SWR2 Wort zum Tag

SWR2 Wort zum Tag

„Jeder soll doch glauben, was er will!" sagt meine Kollegin. Und sie erzählt mir, dass sie nicht immer so gedacht hat. Sie ist wie selbstverständlich mit dem christlichen Glauben groß geworden ist. Aber heute kann sie mit dem Glauben nichts mehr anfangen kann. Wie ihre Mutter auch. Ich will wissen, was sie dazu gebracht hat. „Meine Mutter", sagt sie, „ist aus der Kirche ausgetreten, weil sie die Doppelmoral nicht ausgehalten hat." Da hat der Pfarrer vor vielen Jahren einen Kronleuchter in der Kirche haben wollen. Ein Unsumme sollte der kosten. Aber der Pfarrer hat es geschafft. Hat Geld gesammelt, Spenden eingetrieben. Und als der Kronleuchter endlich in der Kirche hing, da hat der Priester über Armut gepredigt. Da ist der Mutter der Kragen geplatzt und sie ist ausgetreten.
„Jeder soll doch glauben, was er will!" sagt mir die Frau. Aber wenn ich ihre Geschichten hören, dann spüre ich: So einfach ist das nicht. Glaube hat mit Glaubwürdigkeit zu tun. Und wo ich diese Glaubwürdigkeit nicht finde, da kann sich Enttäuschung einstellen, vielleicht Trauer, oft aber auch Resignation und dann Wut. Für mich klingt da Heimatlosigkeit durch. Weil ich mit meinem Glauben in einer Kirche nicht mehr zu Hause bin, deshalb muss ich gehen. Muss meinen Glauben für mich leben, kann meinen Glauben nicht teilen.

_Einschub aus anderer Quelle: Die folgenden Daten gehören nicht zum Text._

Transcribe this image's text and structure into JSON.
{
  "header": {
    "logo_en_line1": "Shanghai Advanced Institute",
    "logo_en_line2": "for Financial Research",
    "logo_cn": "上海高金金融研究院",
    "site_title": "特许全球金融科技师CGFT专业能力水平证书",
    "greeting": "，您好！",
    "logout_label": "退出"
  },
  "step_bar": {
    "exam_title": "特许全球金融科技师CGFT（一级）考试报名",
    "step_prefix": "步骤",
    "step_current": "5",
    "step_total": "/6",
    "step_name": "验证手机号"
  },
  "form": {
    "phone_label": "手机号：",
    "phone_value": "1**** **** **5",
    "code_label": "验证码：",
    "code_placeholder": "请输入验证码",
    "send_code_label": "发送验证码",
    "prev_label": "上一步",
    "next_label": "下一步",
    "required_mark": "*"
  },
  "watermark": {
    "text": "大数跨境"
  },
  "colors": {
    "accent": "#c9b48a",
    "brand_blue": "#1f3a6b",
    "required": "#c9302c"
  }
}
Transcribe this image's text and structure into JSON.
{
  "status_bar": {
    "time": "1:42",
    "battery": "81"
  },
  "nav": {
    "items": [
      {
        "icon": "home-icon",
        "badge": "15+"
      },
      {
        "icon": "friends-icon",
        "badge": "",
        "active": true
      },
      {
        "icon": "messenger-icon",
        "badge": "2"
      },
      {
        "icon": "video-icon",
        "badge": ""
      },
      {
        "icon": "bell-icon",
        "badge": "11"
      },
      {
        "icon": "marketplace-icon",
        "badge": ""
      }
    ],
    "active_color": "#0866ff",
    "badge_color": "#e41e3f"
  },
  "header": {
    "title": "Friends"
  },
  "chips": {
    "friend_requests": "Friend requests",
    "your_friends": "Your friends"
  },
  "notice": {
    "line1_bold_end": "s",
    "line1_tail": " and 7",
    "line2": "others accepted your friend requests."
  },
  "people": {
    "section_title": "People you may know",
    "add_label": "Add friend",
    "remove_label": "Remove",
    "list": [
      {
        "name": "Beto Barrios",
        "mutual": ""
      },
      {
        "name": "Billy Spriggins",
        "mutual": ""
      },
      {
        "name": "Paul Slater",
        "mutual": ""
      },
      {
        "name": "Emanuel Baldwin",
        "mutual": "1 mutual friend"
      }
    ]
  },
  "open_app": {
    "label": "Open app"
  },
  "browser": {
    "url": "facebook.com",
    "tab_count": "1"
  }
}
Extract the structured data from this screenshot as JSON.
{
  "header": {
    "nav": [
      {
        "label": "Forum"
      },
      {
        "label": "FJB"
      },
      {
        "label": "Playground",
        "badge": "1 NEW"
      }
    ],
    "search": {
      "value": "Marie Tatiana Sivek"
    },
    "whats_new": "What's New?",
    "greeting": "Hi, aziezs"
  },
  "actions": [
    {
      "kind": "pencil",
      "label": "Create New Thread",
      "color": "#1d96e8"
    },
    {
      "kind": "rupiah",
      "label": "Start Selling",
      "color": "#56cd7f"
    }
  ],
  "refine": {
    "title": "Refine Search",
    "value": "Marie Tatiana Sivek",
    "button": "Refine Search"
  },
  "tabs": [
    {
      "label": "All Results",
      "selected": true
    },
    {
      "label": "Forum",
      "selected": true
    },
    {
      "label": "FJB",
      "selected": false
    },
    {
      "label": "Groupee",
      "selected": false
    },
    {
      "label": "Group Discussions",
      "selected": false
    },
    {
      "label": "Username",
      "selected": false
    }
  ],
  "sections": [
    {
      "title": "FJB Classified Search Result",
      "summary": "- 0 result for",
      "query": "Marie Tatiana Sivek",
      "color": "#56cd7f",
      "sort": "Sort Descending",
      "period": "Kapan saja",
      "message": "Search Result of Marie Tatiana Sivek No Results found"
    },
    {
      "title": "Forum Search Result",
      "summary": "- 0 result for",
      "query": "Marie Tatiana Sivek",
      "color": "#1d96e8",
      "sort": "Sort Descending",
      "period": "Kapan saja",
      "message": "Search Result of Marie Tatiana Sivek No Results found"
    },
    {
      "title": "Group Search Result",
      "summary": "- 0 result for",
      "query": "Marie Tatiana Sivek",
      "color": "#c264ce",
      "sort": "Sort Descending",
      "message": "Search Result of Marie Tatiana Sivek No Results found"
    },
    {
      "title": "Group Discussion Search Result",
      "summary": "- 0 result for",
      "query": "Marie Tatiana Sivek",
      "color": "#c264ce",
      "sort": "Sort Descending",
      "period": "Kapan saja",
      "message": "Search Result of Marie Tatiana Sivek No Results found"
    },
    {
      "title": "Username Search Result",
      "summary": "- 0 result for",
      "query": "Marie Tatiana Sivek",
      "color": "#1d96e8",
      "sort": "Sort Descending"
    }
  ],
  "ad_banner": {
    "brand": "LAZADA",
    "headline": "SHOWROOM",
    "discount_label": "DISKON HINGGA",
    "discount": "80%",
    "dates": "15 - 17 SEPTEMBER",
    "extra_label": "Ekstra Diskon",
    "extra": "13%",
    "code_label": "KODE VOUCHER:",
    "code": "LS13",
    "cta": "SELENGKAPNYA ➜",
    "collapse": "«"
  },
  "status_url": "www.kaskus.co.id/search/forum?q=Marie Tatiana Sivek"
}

Mir ist es anders gegangen. Ich hatte das Glück, Menschen kennen zu lernen, die glaubwürdig ihren Glauben lebten und leben. Da war zum Beispiel der Pater, Leiter eines Jugendbildungshauses, der mit uns Jugendlichen immer wieder diskutiert hat, der offen war für Fragen und Zweifel. Und der selbst mit seinen Fragen nicht hinter dem Berg gehalten hat. Heute versuche ich selbst, meinen Glauben glaubwürdig zu leben. Das ist nicht ganz einfach. Oft genug schaffe ich das nicht. Kann mich nicht versöhnen, obwohl das nach einem Streit eigentlich angezeigt ist. Möchte, dass das Geld weniger wichtig ist in meinem Leben. Und kann mich vom Blick auf das Geld nicht lösen. „Jeder soll doch glauben, was er will!" Das ist ein Satz von großer Weite. Aber auch eine Anfrage an jeden: Was will ich eigentlich glauben? Und: Lebe ich das dann auch? Glaube, das ist mir wichtig, braucht solche Glaubwürdigkeit. Braucht Menschen, die den Glauben praktisch machen. Dass ich wirklich und ernsthaft glauben kann, was ich glauben will.